Mike Archer’s wildfire news email today has this item:

The U.S. Forest Service has more than 120 fire-related job openings in the Stanislaus National Forest, paying from $15 to more than $35 per hour, and the agency is hosting an in-person application-assistance and hiring event in Sonora today.
Stanislaus National Forest to host hiring event Tuesday in Sonora for 120+ openings https://www.uniondemocrat.com/news/article_3a99fa0a-9b88-11ed-aab7-33e4233e8071.html

The article says it’s not quite $15:

The job openings represent all aspects of the forest’s fire operations, from basic, boots-on-the-ground wildland firefighters, who start at $14.38 and can earn up to $18.06 per hour; to fuels managers, who start at $27.07 per hour; and assistant forest fuels manager, who start at $39.69 per hour, Forest Service spokesman Benjamin Cossell said Monday.

I’d say $14.38 isn’t going to attract folks. What amount would? $20/hour?

3 thoughts on “$15/Hour for USFS Fire Jobs”

  1. Grassroots Wildland Firefighters has been working on this since 2019. You probably remember a statement in BIL which stated firefighters would receive a 50% pay increase or 20k whichever is less. This first step should have provided an entry level GS3 (CONUS-RUS) ability to make $20.67 an hour and time and a half overtime rate at $31.00. The debate that ensued from government lawyers after BIL was passed was to only pay out on a BASE rate not BASIC hourly pay rate.

    Do to the fact this is ‘pay increase’ is only a supplement, the employee misses out on the higher OT and Hazard rate AND they miss out on additional government matching with their TSP contributions.

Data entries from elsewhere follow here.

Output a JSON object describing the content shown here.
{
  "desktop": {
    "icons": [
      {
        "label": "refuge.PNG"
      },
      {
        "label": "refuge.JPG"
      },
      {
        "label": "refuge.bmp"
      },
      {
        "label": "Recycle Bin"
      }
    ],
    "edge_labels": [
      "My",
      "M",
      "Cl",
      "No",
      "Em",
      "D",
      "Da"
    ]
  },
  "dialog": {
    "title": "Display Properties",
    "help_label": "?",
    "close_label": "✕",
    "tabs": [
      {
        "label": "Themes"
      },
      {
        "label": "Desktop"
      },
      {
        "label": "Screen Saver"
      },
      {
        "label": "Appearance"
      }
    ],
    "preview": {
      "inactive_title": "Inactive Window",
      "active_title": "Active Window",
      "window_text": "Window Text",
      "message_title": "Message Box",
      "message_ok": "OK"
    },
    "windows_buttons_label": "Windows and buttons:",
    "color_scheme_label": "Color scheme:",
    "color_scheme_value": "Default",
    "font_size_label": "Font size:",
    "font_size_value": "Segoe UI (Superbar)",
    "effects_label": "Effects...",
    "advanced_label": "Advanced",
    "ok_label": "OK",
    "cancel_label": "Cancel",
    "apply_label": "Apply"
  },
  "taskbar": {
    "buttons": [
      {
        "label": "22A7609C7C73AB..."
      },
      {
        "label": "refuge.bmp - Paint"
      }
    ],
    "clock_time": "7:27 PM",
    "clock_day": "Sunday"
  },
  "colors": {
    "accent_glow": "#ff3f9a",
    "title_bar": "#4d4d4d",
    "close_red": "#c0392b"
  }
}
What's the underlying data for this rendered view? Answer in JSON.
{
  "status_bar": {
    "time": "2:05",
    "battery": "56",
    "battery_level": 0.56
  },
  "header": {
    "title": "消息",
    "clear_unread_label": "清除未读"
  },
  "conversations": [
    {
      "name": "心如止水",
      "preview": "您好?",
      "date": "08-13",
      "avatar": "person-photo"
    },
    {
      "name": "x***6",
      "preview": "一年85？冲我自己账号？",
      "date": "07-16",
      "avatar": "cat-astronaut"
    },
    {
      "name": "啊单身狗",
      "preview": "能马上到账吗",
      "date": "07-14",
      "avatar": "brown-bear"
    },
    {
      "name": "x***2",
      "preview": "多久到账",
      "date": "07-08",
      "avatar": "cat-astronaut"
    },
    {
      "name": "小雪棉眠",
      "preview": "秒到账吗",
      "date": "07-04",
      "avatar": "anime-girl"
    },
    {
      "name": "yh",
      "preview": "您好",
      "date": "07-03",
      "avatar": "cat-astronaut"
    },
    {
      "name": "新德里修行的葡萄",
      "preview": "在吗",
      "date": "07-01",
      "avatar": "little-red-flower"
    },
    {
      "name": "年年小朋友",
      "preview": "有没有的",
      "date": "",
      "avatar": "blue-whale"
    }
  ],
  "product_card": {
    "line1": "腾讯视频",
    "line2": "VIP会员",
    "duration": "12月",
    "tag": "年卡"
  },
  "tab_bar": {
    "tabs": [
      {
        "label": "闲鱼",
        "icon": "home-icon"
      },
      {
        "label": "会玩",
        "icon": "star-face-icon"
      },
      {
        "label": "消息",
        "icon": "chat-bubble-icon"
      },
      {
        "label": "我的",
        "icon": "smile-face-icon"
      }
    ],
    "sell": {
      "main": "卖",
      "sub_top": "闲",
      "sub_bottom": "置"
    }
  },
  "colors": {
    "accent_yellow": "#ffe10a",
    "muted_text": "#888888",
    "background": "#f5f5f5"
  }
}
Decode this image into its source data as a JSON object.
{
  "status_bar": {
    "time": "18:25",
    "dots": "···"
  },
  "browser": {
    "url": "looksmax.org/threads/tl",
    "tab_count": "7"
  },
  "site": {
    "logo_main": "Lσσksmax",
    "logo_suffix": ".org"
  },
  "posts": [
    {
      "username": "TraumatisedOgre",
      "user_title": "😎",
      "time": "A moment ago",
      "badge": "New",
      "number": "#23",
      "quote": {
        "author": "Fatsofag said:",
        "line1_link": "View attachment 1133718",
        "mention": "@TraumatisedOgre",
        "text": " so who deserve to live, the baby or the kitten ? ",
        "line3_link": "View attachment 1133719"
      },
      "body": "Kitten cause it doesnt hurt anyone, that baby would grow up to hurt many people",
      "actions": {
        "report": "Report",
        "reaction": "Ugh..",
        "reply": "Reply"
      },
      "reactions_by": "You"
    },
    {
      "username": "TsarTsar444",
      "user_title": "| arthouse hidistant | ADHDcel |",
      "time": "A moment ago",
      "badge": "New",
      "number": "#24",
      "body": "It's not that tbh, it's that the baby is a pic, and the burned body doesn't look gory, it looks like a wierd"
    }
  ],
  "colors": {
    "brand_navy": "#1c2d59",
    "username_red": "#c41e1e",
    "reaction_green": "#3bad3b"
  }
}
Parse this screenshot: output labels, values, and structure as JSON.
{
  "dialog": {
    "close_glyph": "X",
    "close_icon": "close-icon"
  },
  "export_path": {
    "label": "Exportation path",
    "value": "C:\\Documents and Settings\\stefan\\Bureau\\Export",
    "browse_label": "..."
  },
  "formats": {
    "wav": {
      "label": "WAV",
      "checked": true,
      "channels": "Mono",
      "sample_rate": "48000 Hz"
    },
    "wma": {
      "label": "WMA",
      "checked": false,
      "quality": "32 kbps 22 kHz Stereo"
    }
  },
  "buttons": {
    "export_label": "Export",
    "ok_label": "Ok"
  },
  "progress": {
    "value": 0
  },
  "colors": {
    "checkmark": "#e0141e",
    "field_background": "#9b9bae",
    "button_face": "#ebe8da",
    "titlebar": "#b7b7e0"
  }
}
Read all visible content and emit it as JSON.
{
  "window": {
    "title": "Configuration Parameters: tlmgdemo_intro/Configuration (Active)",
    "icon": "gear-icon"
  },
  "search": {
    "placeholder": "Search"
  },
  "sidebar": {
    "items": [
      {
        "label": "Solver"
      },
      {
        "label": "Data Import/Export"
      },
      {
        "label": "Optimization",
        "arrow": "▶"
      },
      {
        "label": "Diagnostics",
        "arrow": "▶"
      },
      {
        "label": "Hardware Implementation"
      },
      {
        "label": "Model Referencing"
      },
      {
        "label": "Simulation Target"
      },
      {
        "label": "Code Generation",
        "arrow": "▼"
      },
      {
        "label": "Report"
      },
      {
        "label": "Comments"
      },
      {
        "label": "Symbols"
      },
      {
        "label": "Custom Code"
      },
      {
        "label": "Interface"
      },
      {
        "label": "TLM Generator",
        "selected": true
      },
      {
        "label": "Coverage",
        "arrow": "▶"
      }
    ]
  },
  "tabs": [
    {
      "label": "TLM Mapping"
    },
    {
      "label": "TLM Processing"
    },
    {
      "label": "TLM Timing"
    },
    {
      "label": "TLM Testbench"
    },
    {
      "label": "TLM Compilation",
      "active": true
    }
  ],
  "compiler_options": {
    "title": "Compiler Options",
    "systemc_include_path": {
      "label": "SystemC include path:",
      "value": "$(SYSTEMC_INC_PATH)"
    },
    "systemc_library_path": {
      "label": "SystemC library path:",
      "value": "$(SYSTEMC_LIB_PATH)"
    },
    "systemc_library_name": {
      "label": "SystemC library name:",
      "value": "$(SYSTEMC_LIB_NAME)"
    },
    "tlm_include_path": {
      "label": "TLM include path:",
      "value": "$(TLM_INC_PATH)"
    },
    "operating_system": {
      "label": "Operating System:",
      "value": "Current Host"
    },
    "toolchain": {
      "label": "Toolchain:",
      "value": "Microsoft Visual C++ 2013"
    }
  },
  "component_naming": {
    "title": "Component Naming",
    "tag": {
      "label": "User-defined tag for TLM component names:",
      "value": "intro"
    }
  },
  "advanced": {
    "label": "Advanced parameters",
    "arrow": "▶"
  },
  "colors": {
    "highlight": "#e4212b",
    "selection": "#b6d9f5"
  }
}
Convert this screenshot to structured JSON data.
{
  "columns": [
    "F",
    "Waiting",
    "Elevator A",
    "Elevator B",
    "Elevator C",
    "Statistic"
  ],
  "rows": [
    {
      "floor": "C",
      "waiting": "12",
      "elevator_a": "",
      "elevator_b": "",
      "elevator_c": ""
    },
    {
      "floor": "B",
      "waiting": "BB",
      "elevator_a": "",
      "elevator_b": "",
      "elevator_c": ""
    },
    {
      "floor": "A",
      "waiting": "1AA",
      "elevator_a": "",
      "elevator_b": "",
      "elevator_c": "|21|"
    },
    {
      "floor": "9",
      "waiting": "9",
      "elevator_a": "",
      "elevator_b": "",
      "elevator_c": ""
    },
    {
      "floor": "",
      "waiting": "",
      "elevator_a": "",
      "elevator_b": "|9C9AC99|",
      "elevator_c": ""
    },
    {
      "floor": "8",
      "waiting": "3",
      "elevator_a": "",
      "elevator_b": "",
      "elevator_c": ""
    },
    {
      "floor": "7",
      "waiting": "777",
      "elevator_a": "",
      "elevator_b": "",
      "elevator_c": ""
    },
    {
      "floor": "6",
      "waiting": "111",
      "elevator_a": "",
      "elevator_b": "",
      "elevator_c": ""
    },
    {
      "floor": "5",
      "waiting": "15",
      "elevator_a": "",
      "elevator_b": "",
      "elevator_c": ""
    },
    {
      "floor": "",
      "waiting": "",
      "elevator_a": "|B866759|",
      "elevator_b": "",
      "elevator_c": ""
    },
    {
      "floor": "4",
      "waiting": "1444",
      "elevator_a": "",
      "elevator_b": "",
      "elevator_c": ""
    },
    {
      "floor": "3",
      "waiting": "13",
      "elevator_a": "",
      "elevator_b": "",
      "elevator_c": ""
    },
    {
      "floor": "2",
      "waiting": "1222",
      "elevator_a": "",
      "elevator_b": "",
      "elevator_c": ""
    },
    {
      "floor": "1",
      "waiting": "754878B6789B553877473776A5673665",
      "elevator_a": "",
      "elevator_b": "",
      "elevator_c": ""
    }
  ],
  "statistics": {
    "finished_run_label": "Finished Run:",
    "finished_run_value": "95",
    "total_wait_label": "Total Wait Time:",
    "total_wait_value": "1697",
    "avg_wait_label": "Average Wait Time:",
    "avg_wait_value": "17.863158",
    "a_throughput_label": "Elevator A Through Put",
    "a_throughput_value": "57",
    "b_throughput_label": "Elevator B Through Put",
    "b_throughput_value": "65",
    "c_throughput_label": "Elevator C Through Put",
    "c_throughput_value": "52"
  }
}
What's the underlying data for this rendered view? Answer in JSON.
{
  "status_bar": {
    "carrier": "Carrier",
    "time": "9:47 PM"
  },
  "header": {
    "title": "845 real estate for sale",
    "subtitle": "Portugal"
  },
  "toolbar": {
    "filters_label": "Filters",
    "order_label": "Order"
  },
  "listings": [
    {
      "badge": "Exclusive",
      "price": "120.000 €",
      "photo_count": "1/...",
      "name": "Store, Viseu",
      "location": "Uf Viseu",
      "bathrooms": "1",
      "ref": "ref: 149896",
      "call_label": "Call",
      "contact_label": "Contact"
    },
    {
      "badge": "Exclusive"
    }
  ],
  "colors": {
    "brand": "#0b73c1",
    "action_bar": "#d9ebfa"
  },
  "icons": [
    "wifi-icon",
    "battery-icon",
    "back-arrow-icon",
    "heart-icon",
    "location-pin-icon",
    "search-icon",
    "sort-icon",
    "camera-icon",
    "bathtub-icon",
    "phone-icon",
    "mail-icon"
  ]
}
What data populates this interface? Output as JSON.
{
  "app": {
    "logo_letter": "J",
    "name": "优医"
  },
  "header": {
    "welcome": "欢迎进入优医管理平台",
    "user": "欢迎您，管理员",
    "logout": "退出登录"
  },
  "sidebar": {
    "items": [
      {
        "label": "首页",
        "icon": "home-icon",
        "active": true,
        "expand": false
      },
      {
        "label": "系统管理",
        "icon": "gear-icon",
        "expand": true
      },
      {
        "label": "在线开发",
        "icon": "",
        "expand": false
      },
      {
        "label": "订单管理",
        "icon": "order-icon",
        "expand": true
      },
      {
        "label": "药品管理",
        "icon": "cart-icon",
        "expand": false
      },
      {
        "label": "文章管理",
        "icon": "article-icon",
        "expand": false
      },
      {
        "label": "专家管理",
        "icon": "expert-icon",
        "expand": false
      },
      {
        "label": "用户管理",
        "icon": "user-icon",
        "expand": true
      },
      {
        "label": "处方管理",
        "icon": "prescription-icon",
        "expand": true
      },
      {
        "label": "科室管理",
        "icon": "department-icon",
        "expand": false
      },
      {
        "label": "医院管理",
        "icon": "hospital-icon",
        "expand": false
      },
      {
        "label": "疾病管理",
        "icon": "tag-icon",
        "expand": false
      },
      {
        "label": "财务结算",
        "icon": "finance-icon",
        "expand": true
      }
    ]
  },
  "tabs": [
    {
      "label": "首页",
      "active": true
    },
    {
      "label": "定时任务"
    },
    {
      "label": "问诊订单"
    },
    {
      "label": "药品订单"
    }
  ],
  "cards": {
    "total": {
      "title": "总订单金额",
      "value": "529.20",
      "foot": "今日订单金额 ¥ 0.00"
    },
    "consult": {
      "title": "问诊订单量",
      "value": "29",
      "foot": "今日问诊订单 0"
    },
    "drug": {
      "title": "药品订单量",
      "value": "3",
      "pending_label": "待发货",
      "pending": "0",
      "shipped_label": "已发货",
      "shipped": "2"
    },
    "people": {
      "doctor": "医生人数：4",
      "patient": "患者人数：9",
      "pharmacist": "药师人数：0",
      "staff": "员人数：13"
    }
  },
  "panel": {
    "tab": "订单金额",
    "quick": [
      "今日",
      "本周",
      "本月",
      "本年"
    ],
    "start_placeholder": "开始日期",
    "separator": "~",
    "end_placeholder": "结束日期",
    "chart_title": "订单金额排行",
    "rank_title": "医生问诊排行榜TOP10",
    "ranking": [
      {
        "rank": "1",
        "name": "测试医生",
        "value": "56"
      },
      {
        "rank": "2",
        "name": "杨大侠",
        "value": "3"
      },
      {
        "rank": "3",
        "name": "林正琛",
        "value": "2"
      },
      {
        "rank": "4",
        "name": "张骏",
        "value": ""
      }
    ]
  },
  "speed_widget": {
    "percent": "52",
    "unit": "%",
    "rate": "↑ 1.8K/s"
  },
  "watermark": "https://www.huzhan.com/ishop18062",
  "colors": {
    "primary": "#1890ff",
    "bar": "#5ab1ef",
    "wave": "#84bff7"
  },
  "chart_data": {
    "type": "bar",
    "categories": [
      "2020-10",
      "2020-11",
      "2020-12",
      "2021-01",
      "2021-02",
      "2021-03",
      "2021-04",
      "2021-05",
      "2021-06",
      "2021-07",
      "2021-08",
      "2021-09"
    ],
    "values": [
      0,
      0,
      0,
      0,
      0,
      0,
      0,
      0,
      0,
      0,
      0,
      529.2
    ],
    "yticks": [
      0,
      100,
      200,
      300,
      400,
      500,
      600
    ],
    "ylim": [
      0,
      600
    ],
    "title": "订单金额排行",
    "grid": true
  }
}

    This BIL ‘bridge funding’ is authorized for 5 years but likely to exhaust funds by 2024.

    Firefighter attrition rates and high vacancy rates are not just about low oppressive wages. Firefighters have to apply for single increment job promotions; often hit a bottle neck at the GS8 or 9; and often takes 15 years to get to this 8/9 grade level. If jobs are not supervisory you might find career ladder jobs but they are few and far between. People live at remote duty stations far from home and still have to pay rent for government quarters and goes without saying away from their families for 6/8 months out of the year. This year the USFS did grant 3 days off after 14 but DOI’s policy is only 2 days after 14. Check out our website for how we are tackling systemic issues and proposing administrative and legislative reforms.

    We are about to stand up the Workforce Work Group as part of the Biden/Harris Wildland Fire Mitigation and Management Commission. I welcome your ideas and debate about how our government agencies can recruit, retain, train, and promote a highly responsive and experienced fire workforce capable of 21st Century wildfire and prescribed fire implementation.

    • Thanks, Kelly!

      A suggestion.. there’s a page to submit recommendations. I always like to read other peoples’/organizations’ comments.. but I did not find a place to look for them.

  2. It sure seems like the Forest Service has underestimated how important the lower level positions are in the Agency’s mission. Whether it is in Fire, Timber or Recreation, the Agency has treated them poorly, denying them life’s essentials, like status, health plans, retirement and even the ability to compete in the job market on an even footing. It seems that the Forest Service has made their bed, and now they have to keep sleeping in that 40 year old thing. I guess they could also outsource those positions, to make sure that important stuff gets done. How long can they pretend that everything is fine?